Gemini 2.5 Flash With ‘thinking Budget’ Rolling Out To Devs, Gemini App

Contents

After briefly detailing last week, Google is rolling out Gemini 2.5 Flash in preview today. A “thinking budget” lets developers control how much reasoning occurs depending on the prompt and use case.

All models in the Gemini 2.5 family have reasoning capabilities that think “through their thoughts before responding” for “enhanced performance and improved accuracy.” This is ideal for prompts that require multi-step reasoning, like math problems and analyzing research questions

Instead of immediately generating an output, the model can perform a “thinking” process to better understand the query, break down complex tasks, and plan its response.

For developers

Gemini’s Flash models are known for their speed and lower cost. That’s not changing with 2.5 Flash, but Google is introducing reasoning capabilities where developers are able to “set thinking budgets to control cost vs quality.”
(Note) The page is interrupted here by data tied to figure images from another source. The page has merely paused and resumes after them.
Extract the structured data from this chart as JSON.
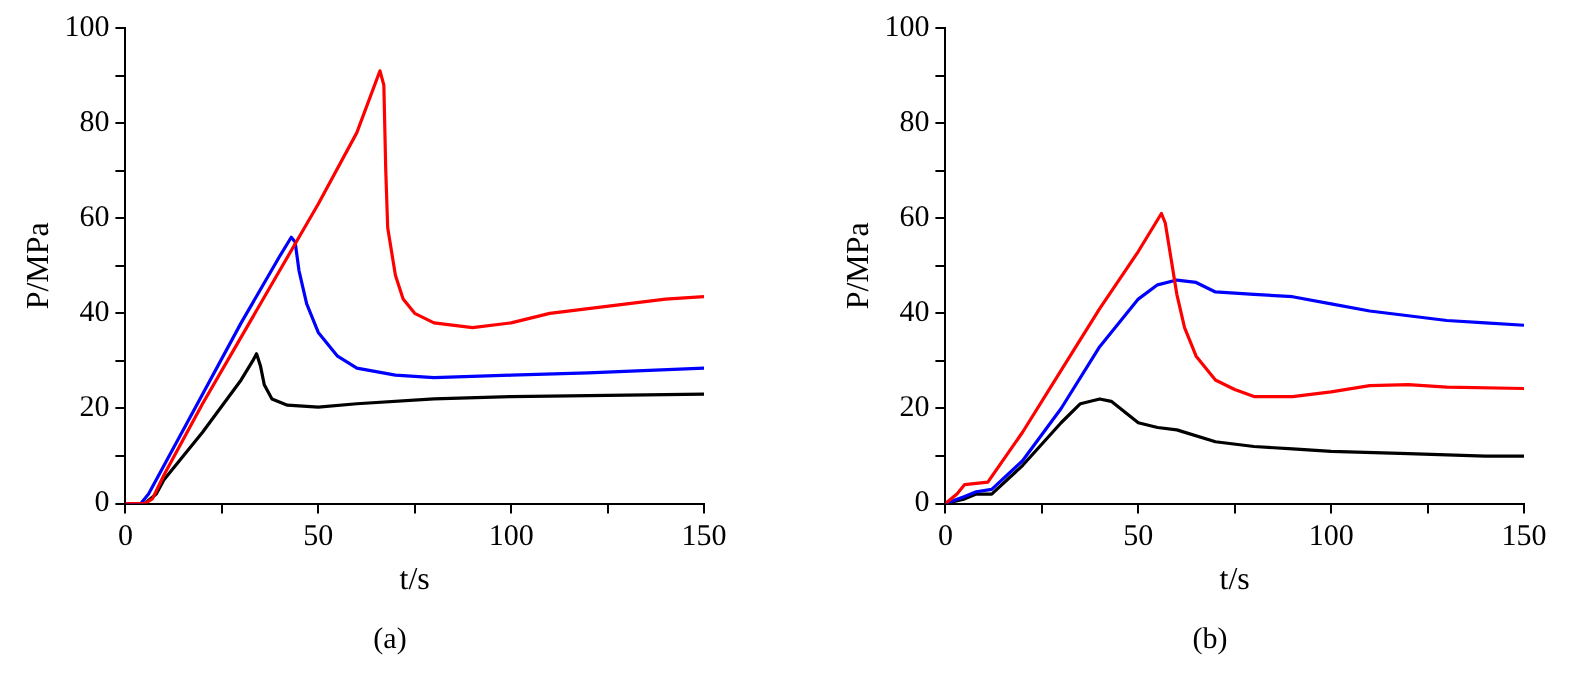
{
  "chart_data": [
    {
      "type": "line",
      "xlabel": "t/s",
      "ylabel": "P/MPa",
      "annotations": [
        "(a)"
      ],
      "xlim": [
        0,
        150
      ],
      "ylim": [
        0,
        100
      ],
      "xticks": [
        0,
        {
          "value": 25,
          "label": null
        },
        50,
        {
          "value": 75,
          "label": null
        },
        100,
        {
          "value": 125,
          "label": null
        },
        150
      ],
      "yticks": [
        0,
        {
          "value": 10,
          "label": null
        },
        20,
        {
          "value": 30,
          "label": null
        },
        40,
        {
          "value": 50,
          "label": null
        },
        60,
        {
          "value": 70,
          "label": null
        },
        80,
        {
          "value": 90,
          "label": null
        },
        100
      ],
      "grid": false,
      "legend": false,
      "marker": "none",
      "line_style": "solid",
      "series": [
        {
          "color": "#ff0000",
          "x": [
            0,
            5,
            7,
            10,
            20,
            30,
            40,
            45,
            50,
            60,
            66,
            67,
            67.5,
            68,
            70,
            72,
            75,
            80,
            90,
            100,
            110,
            120,
            130,
            140,
            150
          ],
          "values": [
            0,
            0,
            1,
            6,
            21,
            35,
            49,
            56,
            63,
            78,
            91,
            88,
            70,
            58,
            48,
            43,
            40,
            38,
            37,
            38,
            40,
            41,
            42,
            43,
            43.5
          ]
        },
        {
          "color": "#0000ff",
          "x": [
            0,
            4,
            6,
            10,
            20,
            30,
            40,
            43,
            44,
            45,
            47,
            50,
            55,
            60,
            70,
            80,
            100,
            120,
            150
          ],
          "values": [
            0,
            0,
            2,
            8,
            23,
            38,
            52,
            56,
            55,
            49,
            42,
            36,
            31,
            28.5,
            27,
            26.5,
            27,
            27.5,
            28.5
          ]
        },
        {
          "color": "#000000",
          "x": [
            0,
            5,
            8,
            10,
            20,
            30,
            33,
            34,
            35,
            36,
            38,
            42,
            50,
            60,
            80,
            100,
            150
          ],
          "values": [
            0,
            0,
            2,
            5,
            15,
            26,
            30,
            31.5,
            29,
            25,
            22,
            20.7,
            20.3,
            21,
            22,
            22.5,
            23
          ]
        }
      ]
    },
    {
      "type": "line",
      "xlabel": "t/s",
      "ylabel": "P/MPa",
      "annotations": [
        "(b)"
      ],
      "xlim": [
        0,
        150
      ],
      "ylim": [
        0,
        100
      ],
      "xticks": [
        0,
        {
          "value": 25,
          "label": null
        },
        50,
        {
          "value": 75,
          "label": null
        },
        100,
        {
          "value": 125,
          "label": null
        },
        150
      ],
      "yticks": [
        0,
        {
          "value": 10,
          "label": null
        },
        20,
        {
          "value": 30,
          "label": null
        },
        40,
        {
          "value": 50,
          "label": null
        },
        60,
        {
          "value": 70,
          "label": null
        },
        80,
        {
          "value": 90,
          "label": null
        },
        100
      ],
      "grid": false,
      "legend": false,
      "marker": "none",
      "line_style": "solid",
      "series": [
        {
          "color": "#ff0000",
          "x": [
            0,
            3,
            5,
            11,
            20,
            30,
            40,
            50,
            56,
            57,
            60,
            62,
            65,
            70,
            75,
            80,
            90,
            100,
            110,
            120,
            130,
            150
          ],
          "values": [
            0,
            2,
            4,
            4.5,
            15,
            28,
            41,
            53,
            61,
            59,
            44,
            37,
            31,
            26,
            24,
            22.5,
            22.5,
            23.5,
            24.8,
            25,
            24.5,
            24.2
          ]
        },
        {
          "color": "#0000ff",
          "x": [
            0,
            5,
            8,
            12,
            20,
            30,
            40,
            50,
            55,
            60,
            65,
            70,
            80,
            90,
            100,
            110,
            120,
            130,
            140,
            150
          ],
          "values": [
            0,
            1.5,
            2.5,
            3,
            9,
            20,
            33,
            43,
            46,
            47,
            46.5,
            44.5,
            44,
            43.5,
            42,
            40.5,
            39.5,
            38.5,
            38,
            37.5
          ]
        },
        {
          "color": "#000000",
          "x": [
            0,
            5,
            8,
            12,
            20,
            30,
            35,
            40,
            43,
            50,
            55,
            60,
            70,
            80,
            90,
            100,
            120,
            140,
            150
          ],
          "values": [
            0,
            1,
            2,
            2,
            8,
            17,
            21,
            22,
            21.5,
            17,
            16,
            15.5,
            13,
            12,
            11.5,
            11,
            10.5,
            10,
            10
          ]
        }
      ]
    }
  ]
}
Key specifications for Gemini 2.5 Flash in preview (gemini-2.5-flash-preview-04-17):

Rate Limits: 1000 RPM / 10,000 RPD (Paid Tier), 10 RPM / 500 RPD (Free Tier)
Knowledge Cutoff: January 2025
Input Modalities: Text, Images, Video, Audio
Output Modalities: Text
Context Window: 1 million tokens
Max Output Length: 64K tokens

Specifically, developers control the “number of tokens a model can generate while thinking” from 0 to 24,576 tokens. There’s a slider in Google AI Studio and Vertex AI, as well as an API parameter. In the graphs below, you can see how reasoning quality improves as the budget increases.

If the thinking budget is set to zero, this new model will match 2.0 Flash’s cost & latency.
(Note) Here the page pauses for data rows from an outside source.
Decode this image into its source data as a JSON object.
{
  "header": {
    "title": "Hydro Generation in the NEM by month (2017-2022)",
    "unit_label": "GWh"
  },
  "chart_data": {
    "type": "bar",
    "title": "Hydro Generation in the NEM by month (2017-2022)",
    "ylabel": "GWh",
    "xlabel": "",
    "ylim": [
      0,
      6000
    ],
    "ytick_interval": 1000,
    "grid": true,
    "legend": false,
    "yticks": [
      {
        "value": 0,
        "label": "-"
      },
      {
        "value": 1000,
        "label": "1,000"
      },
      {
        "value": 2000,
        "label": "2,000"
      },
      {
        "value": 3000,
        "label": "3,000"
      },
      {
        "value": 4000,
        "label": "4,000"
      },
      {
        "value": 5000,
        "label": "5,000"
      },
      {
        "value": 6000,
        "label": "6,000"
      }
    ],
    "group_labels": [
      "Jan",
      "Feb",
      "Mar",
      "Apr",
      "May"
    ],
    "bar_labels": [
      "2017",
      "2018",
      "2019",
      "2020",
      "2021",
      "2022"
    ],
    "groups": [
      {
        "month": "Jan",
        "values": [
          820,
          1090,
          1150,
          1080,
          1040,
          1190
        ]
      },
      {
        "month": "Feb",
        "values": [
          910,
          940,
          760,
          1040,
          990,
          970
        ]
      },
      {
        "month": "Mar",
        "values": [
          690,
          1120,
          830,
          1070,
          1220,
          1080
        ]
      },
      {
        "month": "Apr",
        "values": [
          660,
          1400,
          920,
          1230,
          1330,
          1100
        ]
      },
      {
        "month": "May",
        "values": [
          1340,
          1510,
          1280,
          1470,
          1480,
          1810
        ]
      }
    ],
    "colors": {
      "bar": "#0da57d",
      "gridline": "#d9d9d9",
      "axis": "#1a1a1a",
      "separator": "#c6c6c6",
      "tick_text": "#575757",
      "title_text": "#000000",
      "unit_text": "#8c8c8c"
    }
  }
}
If a budget isn’t specified, Gemini 2.5 Flash “automatically decides how much to think based on the perceived task complexity.” Google provides examples of minimal, medium, and high reasoning:

Prompts with minimal reasoning:

“Thank you” in Spanish
How many provinces does Canada have?

Prompts with medium reasoning:

You roll two dice. What’s the probability they add up to 7?
My gym has pickup hours for basketball between 9-3pm on MWF and between 2-8pm on Tuesday and Saturday. If I work 9-6pm 5 days a week and want to play 5 hours of basketball on weekdays, create a schedule for me to make it all work.

Prompts with high reasoning:

In the context of agents, another example is how quick summaries would involve a low thinking budget, while detailed analysis requires a higher one.
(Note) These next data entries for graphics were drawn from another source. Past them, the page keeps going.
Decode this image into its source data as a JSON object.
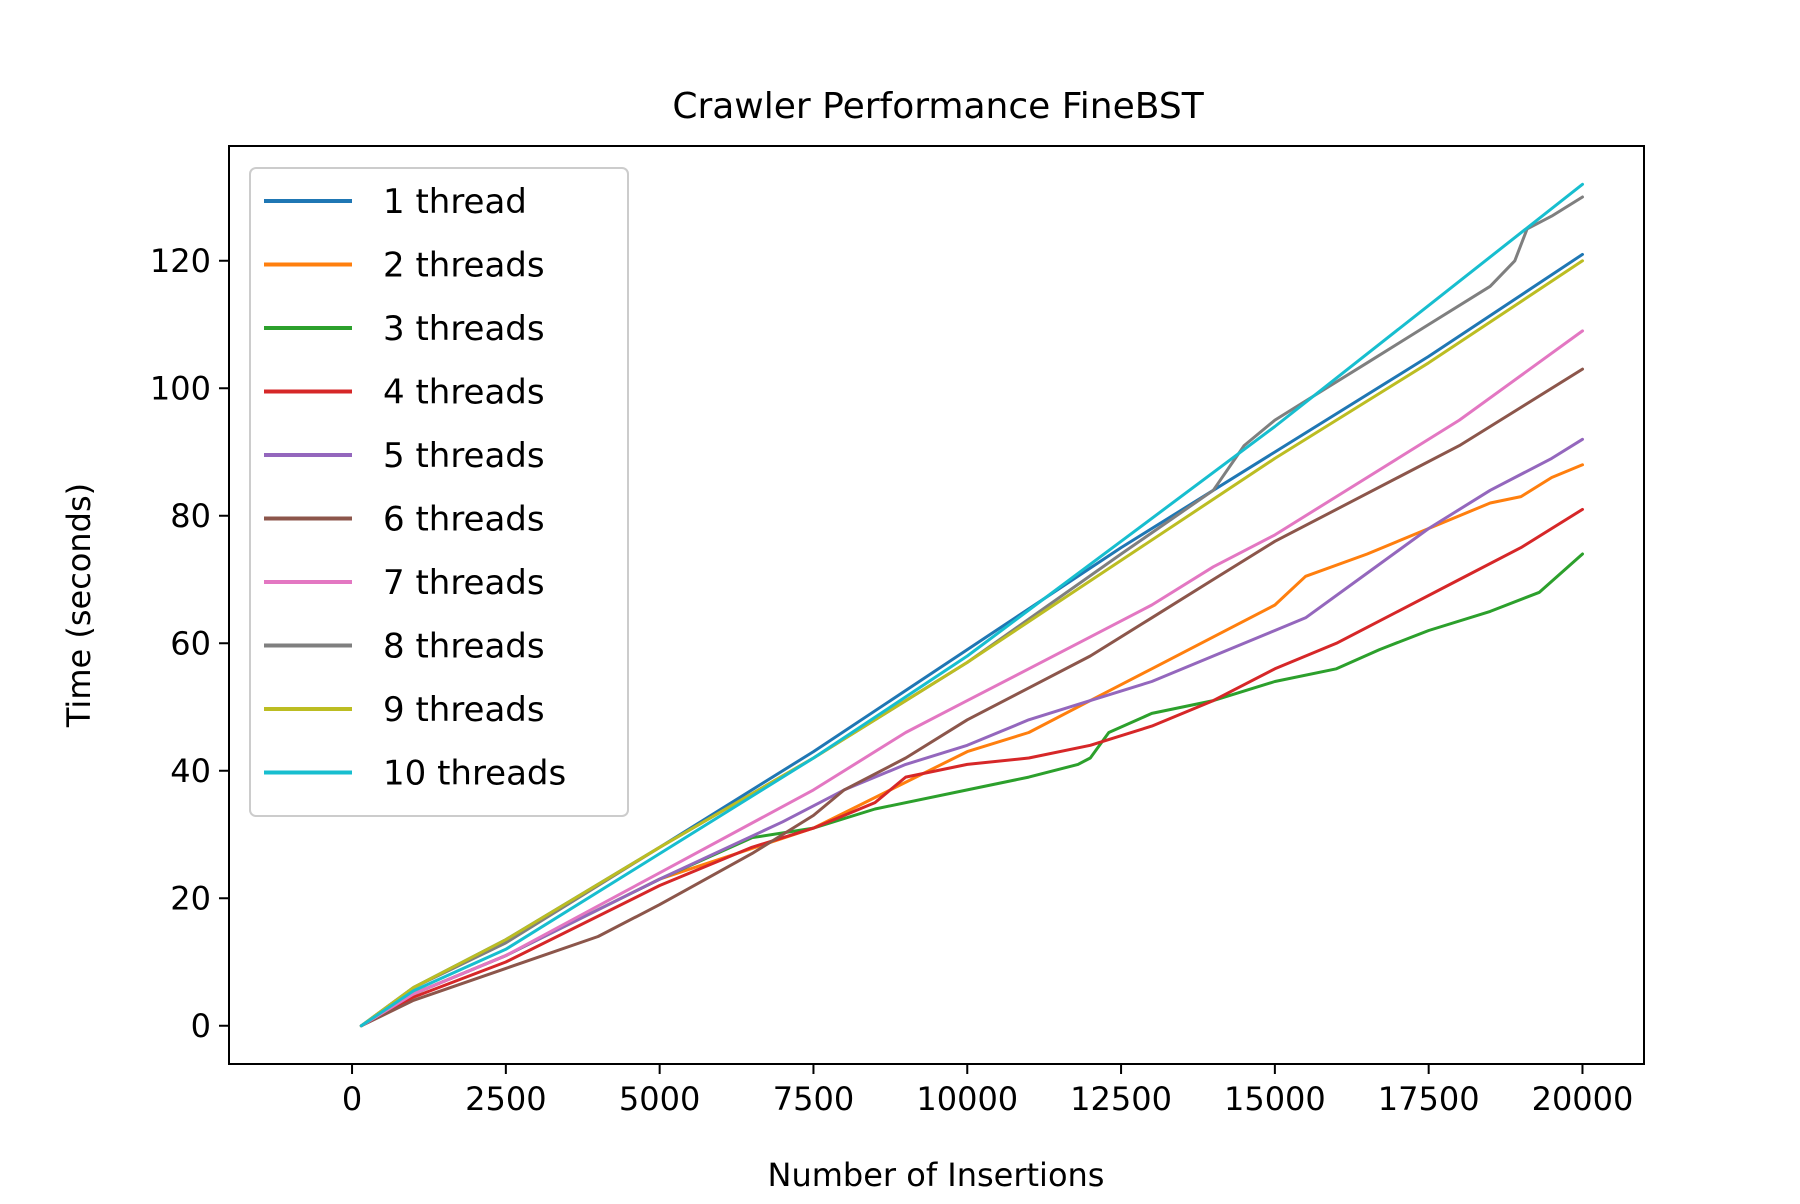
{
  "chart_data": {
    "type": "line",
    "title": "Crawler Performance FineBST",
    "xlabel": "Number of Insertions",
    "ylabel": "Time (seconds)",
    "xlim": [
      -2000,
      21000
    ],
    "ylim": [
      -6,
      138
    ],
    "xticks": [
      0,
      2500,
      5000,
      7500,
      10000,
      12500,
      15000,
      17500,
      20000
    ],
    "xtick_labels": [
      "0",
      "2500",
      "5000",
      "7500",
      "10000",
      "12500",
      "15000",
      "17500",
      "20000"
    ],
    "yticks": [
      0,
      20,
      40,
      60,
      80,
      100,
      120
    ],
    "ytick_labels": [
      "0",
      "20",
      "40",
      "60",
      "80",
      "100",
      "120"
    ],
    "grid": false,
    "legend_position": "upper-left",
    "series": [
      {
        "name": "1 thread",
        "color": "#1f77b4",
        "x": [
          150,
          1000,
          2500,
          5000,
          7500,
          10000,
          12500,
          15000,
          17500,
          20000
        ],
        "y": [
          0,
          6,
          13.5,
          28,
          43,
          59,
          75,
          90,
          105,
          121
        ]
      },
      {
        "name": "2 threads",
        "color": "#ff7f0e",
        "x": [
          150,
          1000,
          2500,
          5000,
          7500,
          10000,
          11000,
          12000,
          13000,
          14000,
          15000,
          15500,
          16500,
          17500,
          18500,
          19000,
          19500,
          20000
        ],
        "y": [
          0,
          5,
          11,
          23,
          31,
          43,
          46,
          51,
          56,
          61,
          66,
          70.5,
          74,
          78,
          82,
          83,
          86,
          88
        ]
      },
      {
        "name": "3 threads",
        "color": "#2ca02c",
        "x": [
          150,
          1000,
          2500,
          5000,
          6500,
          7500,
          8500,
          10000,
          11000,
          11800,
          12000,
          12300,
          13000,
          14000,
          15000,
          16000,
          16700,
          17500,
          18500,
          19300,
          20000
        ],
        "y": [
          0,
          5,
          11,
          23,
          29.5,
          31,
          34,
          37,
          39,
          41,
          42,
          46,
          49,
          51,
          54,
          56,
          59,
          62,
          65,
          68,
          74
        ]
      },
      {
        "name": "4 threads",
        "color": "#d62728",
        "x": [
          150,
          1000,
          2500,
          5000,
          6500,
          7500,
          8500,
          9000,
          10000,
          11000,
          12000,
          13000,
          14000,
          15000,
          16000,
          17000,
          18000,
          19000,
          20000
        ],
        "y": [
          0,
          4.5,
          10,
          22,
          28,
          31,
          35,
          39,
          41,
          42,
          44,
          47,
          51,
          56,
          60,
          65,
          70,
          75,
          81
        ]
      },
      {
        "name": "5 threads",
        "color": "#9467bd",
        "x": [
          150,
          1000,
          2500,
          5000,
          7000,
          8000,
          9000,
          10000,
          11000,
          12000,
          13000,
          14000,
          15000,
          15500,
          16500,
          17500,
          18500,
          19500,
          20000
        ],
        "y": [
          0,
          5,
          11,
          23,
          32,
          37,
          41,
          44,
          48,
          51,
          54,
          58,
          62,
          64,
          71,
          78,
          84,
          89,
          92
        ]
      },
      {
        "name": "6 threads",
        "color": "#8c564b",
        "x": [
          150,
          1000,
          2500,
          4000,
          5000,
          6500,
          7500,
          8000,
          9000,
          10000,
          11000,
          12000,
          13000,
          14000,
          15000,
          16000,
          17000,
          18000,
          19000,
          20000
        ],
        "y": [
          0,
          4,
          9,
          14,
          19,
          27,
          33,
          37,
          42,
          48,
          53,
          58,
          64,
          70,
          76,
          81,
          86,
          91,
          97,
          103
        ]
      },
      {
        "name": "7 threads",
        "color": "#e377c2",
        "x": [
          150,
          1000,
          2500,
          5000,
          7500,
          9000,
          10000,
          11000,
          12000,
          13000,
          14000,
          15000,
          16000,
          17000,
          18000,
          19000,
          20000
        ],
        "y": [
          0,
          5,
          11,
          24,
          37,
          46,
          51,
          56,
          61,
          66,
          72,
          77,
          83,
          89,
          95,
          102,
          109
        ]
      },
      {
        "name": "8 threads",
        "color": "#7f7f7f",
        "x": [
          150,
          1000,
          2500,
          5000,
          7500,
          10000,
          12500,
          14000,
          14500,
          15000,
          15500,
          16500,
          17500,
          18500,
          18900,
          19100,
          19500,
          20000
        ],
        "y": [
          0,
          6,
          13,
          28,
          42,
          57,
          74,
          84,
          91,
          95,
          98,
          104,
          110,
          116,
          120,
          125,
          127,
          130
        ]
      },
      {
        "name": "9 threads",
        "color": "#bcbd22",
        "x": [
          150,
          1000,
          2500,
          5000,
          7500,
          10000,
          12500,
          15000,
          17500,
          20000
        ],
        "y": [
          0,
          6,
          13.5,
          28,
          42,
          57,
          73,
          89,
          104,
          120
        ]
      },
      {
        "name": "10 threads",
        "color": "#17becf",
        "x": [
          150,
          1000,
          2500,
          5000,
          7500,
          10000,
          12500,
          15000,
          17500,
          20000
        ],
        "y": [
          0,
          5.5,
          12,
          27,
          42,
          58,
          76,
          94,
          113,
          132
        ]
      }
    ]
  }
}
Gemini 2.5 Flash is available to preview for developers in Google AI Studio and Vertex AI. Google says it will “continue to improve Gemini 2.5 Flash, with more coming soon, before we make it generally available for full production use.”

Gemini app

2.5 Flash (experimental) is also coming to the Gemini app with the ability to automatically adjust how much reasoning occurs based on the prompt’s complexity. End users don’t get any sort of manual adjustment in the app.

At launch, the various Gemini app capabilities, like apps/Extensions, file upload, etc., are supported, while this model will replace 2.0 Flash Thinking (experimental), which was last updated in March.